Dans l’idéal, les transferts devraient être accordés sous condition de ressources, c’est-à-dire qu’il faudrait donner davantage aux pauvres. Mais cette solution risque de poser un obstacle insurmontable sur les plans politique et pratique. Un transfert uniforme et universel (même montant pour chaque citoyen) serait de toute manière progressif, car il bénéficierait davantage aux pauvres qu’aux riches. Supposons que l’État redistribue un dixième des recettes qu’il tire des ressources naturelles, ce qui représenterait, disons, un dividende de 100 dollars par personne et par an : il s’agit d’une somme insignifiante pour les riches, mais qui peut sauver la vie de quelqu’un qui dispose de moins de deux dollars par jour pour vivre, comme c’est le cas de la plupart des Africains. Et comme le transfert s’effectue directement au niveau individuel, il peut venir en aide à des catégories de population qui sont généralement victimes de discrimination, telles que les femmes.

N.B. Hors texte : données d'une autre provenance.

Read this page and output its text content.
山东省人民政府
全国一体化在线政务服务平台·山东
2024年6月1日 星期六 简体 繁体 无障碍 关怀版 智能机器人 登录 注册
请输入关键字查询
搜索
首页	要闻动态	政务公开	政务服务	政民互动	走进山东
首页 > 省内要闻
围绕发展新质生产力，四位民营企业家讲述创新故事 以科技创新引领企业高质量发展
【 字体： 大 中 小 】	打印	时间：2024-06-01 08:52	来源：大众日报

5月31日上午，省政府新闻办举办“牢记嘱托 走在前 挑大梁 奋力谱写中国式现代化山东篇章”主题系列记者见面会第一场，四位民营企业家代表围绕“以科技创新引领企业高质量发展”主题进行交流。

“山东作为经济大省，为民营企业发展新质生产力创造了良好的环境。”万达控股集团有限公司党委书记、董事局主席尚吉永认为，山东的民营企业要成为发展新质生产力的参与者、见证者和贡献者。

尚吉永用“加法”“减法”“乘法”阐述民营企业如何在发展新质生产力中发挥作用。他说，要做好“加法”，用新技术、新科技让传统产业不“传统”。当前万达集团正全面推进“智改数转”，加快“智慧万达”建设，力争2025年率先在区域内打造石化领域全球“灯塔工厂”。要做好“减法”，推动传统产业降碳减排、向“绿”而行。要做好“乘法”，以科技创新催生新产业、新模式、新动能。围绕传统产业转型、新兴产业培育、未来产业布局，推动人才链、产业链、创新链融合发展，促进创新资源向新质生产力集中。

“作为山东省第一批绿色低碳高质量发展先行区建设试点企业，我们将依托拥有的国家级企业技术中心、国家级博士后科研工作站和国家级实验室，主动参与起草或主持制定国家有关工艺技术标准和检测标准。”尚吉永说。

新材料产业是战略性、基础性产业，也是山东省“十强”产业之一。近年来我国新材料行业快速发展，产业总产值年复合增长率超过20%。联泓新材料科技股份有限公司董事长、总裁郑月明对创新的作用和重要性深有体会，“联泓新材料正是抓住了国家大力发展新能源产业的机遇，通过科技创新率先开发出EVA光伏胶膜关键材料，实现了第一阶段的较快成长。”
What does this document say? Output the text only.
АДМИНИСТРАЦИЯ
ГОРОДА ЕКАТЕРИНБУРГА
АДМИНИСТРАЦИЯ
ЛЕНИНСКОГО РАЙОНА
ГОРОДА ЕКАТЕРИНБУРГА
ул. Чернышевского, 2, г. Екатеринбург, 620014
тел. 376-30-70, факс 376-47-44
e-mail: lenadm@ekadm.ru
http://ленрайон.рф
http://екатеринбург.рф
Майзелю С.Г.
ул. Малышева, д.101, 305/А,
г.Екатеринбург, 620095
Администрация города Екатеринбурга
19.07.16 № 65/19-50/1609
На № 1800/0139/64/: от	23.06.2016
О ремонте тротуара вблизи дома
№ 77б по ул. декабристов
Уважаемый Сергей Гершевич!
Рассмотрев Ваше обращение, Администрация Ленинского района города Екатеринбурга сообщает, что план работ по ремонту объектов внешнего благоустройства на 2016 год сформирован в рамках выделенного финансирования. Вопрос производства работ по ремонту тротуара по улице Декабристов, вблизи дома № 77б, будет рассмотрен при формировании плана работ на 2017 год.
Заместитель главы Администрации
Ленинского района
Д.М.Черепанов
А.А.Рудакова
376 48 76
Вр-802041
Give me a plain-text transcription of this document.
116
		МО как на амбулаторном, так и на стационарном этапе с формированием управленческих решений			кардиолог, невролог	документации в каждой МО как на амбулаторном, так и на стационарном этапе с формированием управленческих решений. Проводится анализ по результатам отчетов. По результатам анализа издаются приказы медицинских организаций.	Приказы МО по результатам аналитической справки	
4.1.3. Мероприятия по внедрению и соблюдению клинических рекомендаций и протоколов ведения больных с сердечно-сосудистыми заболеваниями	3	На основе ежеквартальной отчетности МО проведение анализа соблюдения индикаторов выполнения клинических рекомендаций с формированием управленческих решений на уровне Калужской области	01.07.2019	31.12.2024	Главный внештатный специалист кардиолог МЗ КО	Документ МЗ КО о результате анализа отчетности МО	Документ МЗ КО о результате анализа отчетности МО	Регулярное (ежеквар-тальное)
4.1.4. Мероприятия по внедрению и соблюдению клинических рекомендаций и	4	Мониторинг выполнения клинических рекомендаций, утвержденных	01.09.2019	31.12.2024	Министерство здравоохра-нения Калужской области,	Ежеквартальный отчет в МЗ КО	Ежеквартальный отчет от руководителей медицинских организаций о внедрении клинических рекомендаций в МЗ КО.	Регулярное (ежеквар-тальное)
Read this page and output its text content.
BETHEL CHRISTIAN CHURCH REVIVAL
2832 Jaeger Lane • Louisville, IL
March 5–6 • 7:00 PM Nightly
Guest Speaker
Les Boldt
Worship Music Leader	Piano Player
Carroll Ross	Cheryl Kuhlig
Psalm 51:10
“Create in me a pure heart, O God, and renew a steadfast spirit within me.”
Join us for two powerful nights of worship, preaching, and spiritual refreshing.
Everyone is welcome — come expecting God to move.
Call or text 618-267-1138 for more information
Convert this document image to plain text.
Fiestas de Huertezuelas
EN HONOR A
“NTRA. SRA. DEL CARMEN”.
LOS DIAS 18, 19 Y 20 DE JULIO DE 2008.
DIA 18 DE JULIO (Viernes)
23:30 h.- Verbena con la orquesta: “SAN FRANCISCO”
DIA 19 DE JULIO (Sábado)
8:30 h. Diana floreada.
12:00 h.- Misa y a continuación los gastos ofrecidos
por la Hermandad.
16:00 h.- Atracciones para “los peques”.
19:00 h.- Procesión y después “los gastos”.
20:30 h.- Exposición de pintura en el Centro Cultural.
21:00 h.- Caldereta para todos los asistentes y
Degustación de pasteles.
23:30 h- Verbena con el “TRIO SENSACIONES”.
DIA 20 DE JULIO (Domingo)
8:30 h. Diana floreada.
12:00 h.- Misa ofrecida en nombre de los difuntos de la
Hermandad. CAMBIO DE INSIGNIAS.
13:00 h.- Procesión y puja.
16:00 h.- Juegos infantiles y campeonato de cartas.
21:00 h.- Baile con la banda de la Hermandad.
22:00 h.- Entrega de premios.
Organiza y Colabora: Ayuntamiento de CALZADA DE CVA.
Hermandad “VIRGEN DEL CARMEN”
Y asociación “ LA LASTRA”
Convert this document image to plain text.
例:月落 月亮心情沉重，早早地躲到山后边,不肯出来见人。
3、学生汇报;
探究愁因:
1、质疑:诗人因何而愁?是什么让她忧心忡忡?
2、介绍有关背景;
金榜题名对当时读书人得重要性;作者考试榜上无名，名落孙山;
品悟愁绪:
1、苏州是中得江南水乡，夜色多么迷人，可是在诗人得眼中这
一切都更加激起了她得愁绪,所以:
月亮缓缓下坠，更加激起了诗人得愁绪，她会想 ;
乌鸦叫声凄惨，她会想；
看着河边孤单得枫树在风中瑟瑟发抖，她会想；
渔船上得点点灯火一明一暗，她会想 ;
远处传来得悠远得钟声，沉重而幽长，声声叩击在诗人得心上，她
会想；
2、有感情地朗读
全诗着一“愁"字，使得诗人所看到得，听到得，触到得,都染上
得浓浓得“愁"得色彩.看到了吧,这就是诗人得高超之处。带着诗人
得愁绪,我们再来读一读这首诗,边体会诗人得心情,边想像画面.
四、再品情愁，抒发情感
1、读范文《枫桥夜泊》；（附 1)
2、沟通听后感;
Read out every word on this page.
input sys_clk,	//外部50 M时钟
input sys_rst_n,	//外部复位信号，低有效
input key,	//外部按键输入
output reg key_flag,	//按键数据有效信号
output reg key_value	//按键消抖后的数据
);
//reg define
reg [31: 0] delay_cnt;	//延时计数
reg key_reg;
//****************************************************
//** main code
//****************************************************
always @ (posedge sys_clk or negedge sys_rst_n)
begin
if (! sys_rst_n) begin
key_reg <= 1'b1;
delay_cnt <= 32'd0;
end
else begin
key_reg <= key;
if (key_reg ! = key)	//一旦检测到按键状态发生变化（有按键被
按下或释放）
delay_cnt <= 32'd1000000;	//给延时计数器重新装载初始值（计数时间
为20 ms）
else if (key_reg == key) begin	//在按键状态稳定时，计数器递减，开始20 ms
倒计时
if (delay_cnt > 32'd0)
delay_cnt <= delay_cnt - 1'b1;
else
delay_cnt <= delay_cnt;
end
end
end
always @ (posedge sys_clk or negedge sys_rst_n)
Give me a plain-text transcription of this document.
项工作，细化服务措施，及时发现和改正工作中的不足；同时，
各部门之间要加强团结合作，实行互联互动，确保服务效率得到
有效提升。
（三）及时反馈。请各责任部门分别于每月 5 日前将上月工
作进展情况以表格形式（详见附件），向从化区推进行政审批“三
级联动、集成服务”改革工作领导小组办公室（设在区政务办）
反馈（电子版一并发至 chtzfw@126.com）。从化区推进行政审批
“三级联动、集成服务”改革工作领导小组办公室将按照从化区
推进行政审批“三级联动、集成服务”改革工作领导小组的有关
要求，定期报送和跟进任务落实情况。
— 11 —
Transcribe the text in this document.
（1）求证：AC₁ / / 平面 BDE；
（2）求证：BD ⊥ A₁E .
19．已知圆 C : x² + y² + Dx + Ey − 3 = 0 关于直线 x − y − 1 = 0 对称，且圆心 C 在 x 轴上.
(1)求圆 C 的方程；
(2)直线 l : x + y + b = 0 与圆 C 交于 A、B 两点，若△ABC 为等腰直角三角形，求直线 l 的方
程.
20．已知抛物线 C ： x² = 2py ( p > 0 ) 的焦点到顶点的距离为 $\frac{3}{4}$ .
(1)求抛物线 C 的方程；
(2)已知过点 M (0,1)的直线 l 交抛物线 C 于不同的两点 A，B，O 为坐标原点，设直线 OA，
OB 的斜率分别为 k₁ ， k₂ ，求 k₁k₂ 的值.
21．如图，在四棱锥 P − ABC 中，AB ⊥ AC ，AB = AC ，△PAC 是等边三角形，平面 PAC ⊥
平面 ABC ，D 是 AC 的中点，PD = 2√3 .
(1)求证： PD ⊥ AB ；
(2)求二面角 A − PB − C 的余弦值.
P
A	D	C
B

Autre avantage potentiel des transferts : ils peuvent contribuer à renforcer l’unité nationale. Dans les pays où, à cause de différences régionales, ethniques ou religieuses, il est difficile de s’entendre sur le partage des richesses naturelles (un problème hélas courant en Afrique), l’idée que chacun reçoive au moins une petite partie de ces richesses, à titre personnel et individuel, indépendamment de son lieu de résidence, de son origine ethnique ou de ses convictions religieuses, simplement parce qu’il est citoyen du pays, peut contribuer au sentiment d’identité nationale.
Toutefois, si les recettes tirées des ressources naturelles vont directement à la population, que restera-t-il à l’État pour payer les « biens publics » et financer la vaccination, l’école primaire ou la défense nationale ? Il existe deux possibilités. La première consiste à transférer l’intégralité des recettes aux citoyens et à lever des impôts. C’est la solution que les économies pauvres en ressources ont retenue pour alimenter leurs dépenses publiques, et c’est pourquoi, dans ces pays, les contribuables sont prompts à surveiller ces dépenses. La deuxième possibilité consiste à ne transférer qu’une partie des recettes issues des matières premières. Dans les deux cas, les versements directs de dividendes pourraient être financés par une réduction des autres transferts, inefficaces et inéquitables, auxquels les pays riches en ressources ont déjà recours (allégements fiscaux, subventions pour les carburants et emplois dans la fonction publique) et qui bénéficient généralement à ceux qui ont des relations et de l’argent. Autrement dit, les transferts de recettes publiques et l’intégrité budgétaire peuvent aller de pair.
Enfin, dernière objection : en contournant les institutions publiques, ces transferts ne risquent-ils pas de les affaiblir ? La réponse est non, au contraire. Si l’on donne aux individus un intérêt direct dans les richesses de leur pays, cela laissera du temps, et fera mûrir la volonté, pour la construction lente mais nécessaire d’institutions garantes d’une meilleure gouvernance.